Notable Quotes & Memorable Moments
- "China’s challenge to the US is across the board and it is existential... This is an existential challenge to the United States and to every other country on the planet." — Gordon Chang (02:55, 06:29)
- "We strengthened a hostile regime. And instead of becoming benign, that regime became even more belligerent and hostile." — Gordon Chang (09:32)
- "The CCP probably is going to watch this interview. I hope they do because I hope that they realize they're going to lose and we are going to win because we have truth and light and liberty on our side." — Charlie Kirk (29:25)
- "Communism goes against life." — Gordon Chang quoting Vaclav Havel (18:42, 29:46)

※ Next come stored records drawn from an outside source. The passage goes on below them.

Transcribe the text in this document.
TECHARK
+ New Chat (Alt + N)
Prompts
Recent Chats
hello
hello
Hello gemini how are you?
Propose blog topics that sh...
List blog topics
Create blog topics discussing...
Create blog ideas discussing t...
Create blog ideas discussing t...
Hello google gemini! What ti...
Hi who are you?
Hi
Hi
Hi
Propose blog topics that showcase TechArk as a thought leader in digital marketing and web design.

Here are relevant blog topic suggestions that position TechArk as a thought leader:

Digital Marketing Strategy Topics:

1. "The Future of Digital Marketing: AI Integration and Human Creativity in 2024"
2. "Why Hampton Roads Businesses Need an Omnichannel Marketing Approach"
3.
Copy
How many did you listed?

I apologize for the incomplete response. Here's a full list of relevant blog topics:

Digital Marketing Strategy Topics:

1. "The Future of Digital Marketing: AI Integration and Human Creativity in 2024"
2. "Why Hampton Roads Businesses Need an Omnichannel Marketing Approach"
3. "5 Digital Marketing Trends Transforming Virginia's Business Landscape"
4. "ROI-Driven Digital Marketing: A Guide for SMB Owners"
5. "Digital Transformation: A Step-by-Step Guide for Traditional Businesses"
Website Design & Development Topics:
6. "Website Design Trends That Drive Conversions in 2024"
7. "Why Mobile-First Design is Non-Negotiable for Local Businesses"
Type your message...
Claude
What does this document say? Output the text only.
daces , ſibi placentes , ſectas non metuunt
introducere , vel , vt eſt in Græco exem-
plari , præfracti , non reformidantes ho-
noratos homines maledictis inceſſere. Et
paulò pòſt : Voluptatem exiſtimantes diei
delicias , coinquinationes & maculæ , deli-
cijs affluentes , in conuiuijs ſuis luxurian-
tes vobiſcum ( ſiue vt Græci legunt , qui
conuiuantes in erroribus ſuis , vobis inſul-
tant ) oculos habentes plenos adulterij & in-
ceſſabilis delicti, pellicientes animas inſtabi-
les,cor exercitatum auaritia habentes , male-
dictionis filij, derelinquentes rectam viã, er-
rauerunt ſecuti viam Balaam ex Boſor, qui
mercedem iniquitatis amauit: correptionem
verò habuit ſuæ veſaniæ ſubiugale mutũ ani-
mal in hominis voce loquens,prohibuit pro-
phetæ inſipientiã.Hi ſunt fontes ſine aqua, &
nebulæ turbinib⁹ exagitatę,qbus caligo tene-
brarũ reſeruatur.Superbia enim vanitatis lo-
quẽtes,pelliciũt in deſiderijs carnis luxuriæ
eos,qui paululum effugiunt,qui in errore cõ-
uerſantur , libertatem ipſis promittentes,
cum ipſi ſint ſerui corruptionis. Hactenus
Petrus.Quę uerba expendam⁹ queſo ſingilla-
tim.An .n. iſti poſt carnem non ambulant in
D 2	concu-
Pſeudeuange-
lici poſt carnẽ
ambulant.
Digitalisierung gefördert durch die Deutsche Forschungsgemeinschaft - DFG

Timestamps for Key Segments
- China as Existential Threat: 02:46 – 04:05
- Subversive Strategy & CCP Infiltration: 05:30 – 07:21
- American Complicity & Economic Policy: 07:21 – 12:18
- Banking & Economic Fragility: 12:18 – 15:21
- CCP Authoritarian Controls (Social Credit, Surveillance): 15:21 – 17:28
- Sustainability of the CCP Model, Internal Instability: 17:28 – 20:42
- Action Steps for Individuals and Policymakers: 22:28 – 24:24
- COVID-19 Cover-up as CCP Malfeasance: 22:28 – 24:24
- Final Thoughts and Cold War Analogies: 27:20 – 29:46
Conclusion
Charlie Kirk and Gordon Chang articulate a strong, clear warning: the Chinese Communist Party poses an existential threat to American freedom, prosperity, and global norms. They debunk myths of inevitable Chinese ascendancy, detail the economic and political vulnerabilities of the CCP, and urge a sea change in U.S. policy—calling for economic decoupling, sanctions, and public awareness. The message is urgent: the window of action is narrow, and the stakes are nothing less than the survival of liberty.